By Susan Cody on May 10, 2011
Pale and interesting! Dark and mysterious! We like to imagine how the tone of our skin shapes our personalities. Well, summer is here for some and nearly here for others. That means open toed sandals, fewer and shorter clothes and lots of exposure to the elements. My very pale Irish skin actually tans very well but I long put those days basking in the sun behind me once I finally realized the damage I was doing to my skin. Despite this, I still like a tan. I like how it looks and I--for whatever reason--feel better when my skin is a little darker. So what’s a pale person who likes a tan to do?
*Fake tanning is an option that many people choose, especially women. But people worry about the chemicals in fake tanning sprays and creams – are they safe? Can they cause cancer or other health conditions?
Fake tanning sprays and lotions contains a chemical called dihydroxyacetone (generally known as DHA) that is found in sugar and temporarily causes the skin to darken. Some create an instant tan, others take a couple of days to show. Once the skin sheds (every few days) the tan will go, along with the old skin. A reapplication is needed to keep the skin dark. DHA is generally harmless; the only issues that occur seem to with allergies, and these allergies could be from the DHA or from the other ingredients like scents or moisturizers, but otherwise, the tanning creams don’t cause harm. Spray tans are less safe when not done correctly. Users need to make sure their faces (eyes/noses/mouths) are completely covered so that nothing is inhaled. Although a spray tan can take several minutes and breathing is essential, covering the face can drastically reduce the risk of breathing in the chemicals or having the eyes exposed.
Some tips for self-tanning: a full body scrub once a week is essential in order to slough off dead skin cells and avoid clustered pockets of color or streaking. This also helps tanning cream to go on the skin more smoothly. Use plenty of moisturizer or a tanning cream that has moisturizers built-in and if skin is sensitive, choose a lotion without added fragrances. Make sure to take special care around the elbows, knees, feet and other joints so that they don’t streak or look less smooth than the rest of the body. Using less tanning cream in these areas will help and scrub them well.
Spread the tanning cream in rounded stokes so it goes on evenly. Tanning creams and sprays come in various tones – light, medium, dark, extra dark, etc. Use the tone that matches how your skin looks when naturally tanned. And as mentioned above, make sure the face is covered when using a spray tan.
Most importantly, remember that fake tan is fake!
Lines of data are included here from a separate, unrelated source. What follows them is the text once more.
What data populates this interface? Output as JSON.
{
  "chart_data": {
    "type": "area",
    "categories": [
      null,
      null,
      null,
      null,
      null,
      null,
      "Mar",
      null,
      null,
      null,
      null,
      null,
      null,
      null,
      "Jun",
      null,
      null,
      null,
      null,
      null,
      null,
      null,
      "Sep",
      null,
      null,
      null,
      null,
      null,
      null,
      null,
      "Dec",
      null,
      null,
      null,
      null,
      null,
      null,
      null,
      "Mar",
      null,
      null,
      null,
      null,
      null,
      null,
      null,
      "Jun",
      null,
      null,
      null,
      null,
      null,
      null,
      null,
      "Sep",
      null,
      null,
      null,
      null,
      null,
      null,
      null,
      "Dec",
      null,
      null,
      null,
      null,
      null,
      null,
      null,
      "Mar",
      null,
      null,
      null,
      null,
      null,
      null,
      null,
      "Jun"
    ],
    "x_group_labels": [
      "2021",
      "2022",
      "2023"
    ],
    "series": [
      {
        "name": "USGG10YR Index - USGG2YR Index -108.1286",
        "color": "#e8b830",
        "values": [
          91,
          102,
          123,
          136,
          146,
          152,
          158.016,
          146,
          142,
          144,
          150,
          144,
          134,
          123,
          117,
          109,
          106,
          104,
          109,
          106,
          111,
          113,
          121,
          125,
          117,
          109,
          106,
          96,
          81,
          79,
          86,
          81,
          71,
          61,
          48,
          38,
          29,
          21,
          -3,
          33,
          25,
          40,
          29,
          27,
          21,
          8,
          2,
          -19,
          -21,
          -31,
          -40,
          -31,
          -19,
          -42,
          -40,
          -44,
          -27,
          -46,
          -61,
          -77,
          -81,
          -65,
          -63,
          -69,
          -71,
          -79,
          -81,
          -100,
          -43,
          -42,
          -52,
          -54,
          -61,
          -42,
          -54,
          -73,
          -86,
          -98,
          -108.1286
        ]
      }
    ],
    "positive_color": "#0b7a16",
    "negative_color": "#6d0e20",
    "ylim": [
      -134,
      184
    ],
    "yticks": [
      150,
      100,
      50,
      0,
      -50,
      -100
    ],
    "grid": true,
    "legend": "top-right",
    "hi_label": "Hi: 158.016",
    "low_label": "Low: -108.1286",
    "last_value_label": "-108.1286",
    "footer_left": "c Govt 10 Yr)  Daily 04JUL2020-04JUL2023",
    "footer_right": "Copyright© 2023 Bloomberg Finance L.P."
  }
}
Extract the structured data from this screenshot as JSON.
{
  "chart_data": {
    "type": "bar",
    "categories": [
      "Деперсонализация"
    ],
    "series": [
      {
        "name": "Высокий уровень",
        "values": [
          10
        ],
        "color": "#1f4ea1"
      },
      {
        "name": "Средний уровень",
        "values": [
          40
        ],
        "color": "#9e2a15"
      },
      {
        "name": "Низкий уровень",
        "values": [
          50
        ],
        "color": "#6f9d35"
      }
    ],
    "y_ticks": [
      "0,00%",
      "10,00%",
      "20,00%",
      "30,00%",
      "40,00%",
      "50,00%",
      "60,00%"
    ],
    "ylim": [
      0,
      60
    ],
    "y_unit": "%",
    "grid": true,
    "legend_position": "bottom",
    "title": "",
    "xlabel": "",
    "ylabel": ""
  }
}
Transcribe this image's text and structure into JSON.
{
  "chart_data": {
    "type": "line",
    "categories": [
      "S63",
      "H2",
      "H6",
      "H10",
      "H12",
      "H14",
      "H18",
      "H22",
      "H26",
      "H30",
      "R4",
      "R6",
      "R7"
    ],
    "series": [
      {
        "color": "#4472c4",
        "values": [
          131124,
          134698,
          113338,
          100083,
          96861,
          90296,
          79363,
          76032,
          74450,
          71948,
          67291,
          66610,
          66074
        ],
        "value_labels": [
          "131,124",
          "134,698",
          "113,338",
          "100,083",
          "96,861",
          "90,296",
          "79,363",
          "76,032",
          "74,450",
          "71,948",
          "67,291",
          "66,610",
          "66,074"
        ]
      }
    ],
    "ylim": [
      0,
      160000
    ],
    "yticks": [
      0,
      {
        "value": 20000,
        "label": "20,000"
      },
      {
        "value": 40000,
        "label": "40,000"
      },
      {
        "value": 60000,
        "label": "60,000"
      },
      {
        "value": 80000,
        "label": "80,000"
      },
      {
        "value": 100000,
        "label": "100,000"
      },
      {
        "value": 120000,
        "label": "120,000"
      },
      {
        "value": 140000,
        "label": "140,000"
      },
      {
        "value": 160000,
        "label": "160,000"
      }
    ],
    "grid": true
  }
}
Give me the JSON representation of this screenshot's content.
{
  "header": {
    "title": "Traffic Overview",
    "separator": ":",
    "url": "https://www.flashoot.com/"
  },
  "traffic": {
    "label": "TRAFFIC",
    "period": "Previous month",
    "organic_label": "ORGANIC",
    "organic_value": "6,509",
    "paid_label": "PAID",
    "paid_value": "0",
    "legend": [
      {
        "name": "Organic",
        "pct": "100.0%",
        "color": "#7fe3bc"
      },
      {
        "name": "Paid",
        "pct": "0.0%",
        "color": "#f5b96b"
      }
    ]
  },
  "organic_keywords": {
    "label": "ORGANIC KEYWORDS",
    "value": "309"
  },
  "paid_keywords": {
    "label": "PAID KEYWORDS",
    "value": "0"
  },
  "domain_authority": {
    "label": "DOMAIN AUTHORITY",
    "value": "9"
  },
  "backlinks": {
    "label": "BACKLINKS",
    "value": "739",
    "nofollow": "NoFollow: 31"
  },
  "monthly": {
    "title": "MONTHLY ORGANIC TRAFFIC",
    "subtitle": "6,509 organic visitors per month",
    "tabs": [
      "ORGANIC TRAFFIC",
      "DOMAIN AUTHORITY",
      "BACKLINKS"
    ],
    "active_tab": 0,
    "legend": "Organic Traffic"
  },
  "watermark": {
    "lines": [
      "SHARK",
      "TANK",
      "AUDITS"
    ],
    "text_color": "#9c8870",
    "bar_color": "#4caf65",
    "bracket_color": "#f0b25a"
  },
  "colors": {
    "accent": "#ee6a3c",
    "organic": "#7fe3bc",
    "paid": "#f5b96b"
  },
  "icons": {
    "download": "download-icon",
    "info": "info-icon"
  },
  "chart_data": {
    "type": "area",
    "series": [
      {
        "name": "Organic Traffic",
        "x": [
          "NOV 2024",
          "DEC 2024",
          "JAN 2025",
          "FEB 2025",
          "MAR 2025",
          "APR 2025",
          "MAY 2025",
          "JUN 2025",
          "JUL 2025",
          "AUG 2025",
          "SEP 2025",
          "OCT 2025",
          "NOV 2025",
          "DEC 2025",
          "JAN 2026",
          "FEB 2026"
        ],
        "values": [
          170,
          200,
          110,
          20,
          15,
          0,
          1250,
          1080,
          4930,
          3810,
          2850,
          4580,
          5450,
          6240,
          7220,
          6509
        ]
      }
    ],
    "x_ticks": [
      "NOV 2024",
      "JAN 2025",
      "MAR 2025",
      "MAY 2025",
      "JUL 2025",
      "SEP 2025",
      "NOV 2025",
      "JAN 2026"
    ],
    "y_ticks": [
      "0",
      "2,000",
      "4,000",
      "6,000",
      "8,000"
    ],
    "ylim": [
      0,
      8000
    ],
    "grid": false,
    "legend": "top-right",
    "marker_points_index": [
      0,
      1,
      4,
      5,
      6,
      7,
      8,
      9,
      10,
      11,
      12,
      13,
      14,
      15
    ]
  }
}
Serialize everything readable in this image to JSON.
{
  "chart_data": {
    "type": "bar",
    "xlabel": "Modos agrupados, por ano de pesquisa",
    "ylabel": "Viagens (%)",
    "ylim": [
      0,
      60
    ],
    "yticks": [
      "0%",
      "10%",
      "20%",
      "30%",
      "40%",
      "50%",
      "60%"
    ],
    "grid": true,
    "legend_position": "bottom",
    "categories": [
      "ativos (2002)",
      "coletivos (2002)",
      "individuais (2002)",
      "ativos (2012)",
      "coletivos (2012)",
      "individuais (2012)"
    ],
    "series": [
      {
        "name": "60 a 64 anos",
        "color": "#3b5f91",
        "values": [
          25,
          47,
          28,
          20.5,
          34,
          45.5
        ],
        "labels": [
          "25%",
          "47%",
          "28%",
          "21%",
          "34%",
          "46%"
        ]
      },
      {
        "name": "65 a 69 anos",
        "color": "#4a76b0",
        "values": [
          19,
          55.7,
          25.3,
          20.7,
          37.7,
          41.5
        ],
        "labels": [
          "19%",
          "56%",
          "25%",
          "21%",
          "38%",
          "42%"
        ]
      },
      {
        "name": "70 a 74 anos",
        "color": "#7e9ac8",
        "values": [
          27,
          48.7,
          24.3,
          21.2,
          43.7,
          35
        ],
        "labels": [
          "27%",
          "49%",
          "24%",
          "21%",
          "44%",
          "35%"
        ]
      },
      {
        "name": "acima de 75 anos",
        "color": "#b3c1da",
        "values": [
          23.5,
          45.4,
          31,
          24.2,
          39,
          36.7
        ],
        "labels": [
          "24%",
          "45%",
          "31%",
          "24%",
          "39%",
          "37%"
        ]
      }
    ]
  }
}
Tanned looking skin is just as sensitive and apt to burn when outside as pale skin. Always use sunscreen that's 30+ or above. Naturally dark skin can also burn.
Being pale is quite beautiful. There’s no reason to darken the skin, other than preferring the look of a golden tan, so there should be no pressure to feel one has to alter one's color to look good. However, many of us do love the look of a tan. And we easily and safely do this by using creams, lotions or spray.
*Note: The term "fake tanning" or "fake tans" is sometimes used to describe the tan gained from tanning beds. These tans are not fake. They are the same kind of tans gained from sun exposure and carry the same dangerous health risks. Many health experts believe the health risks from tanning booths are actually more dangerous than tanning from the sun itself.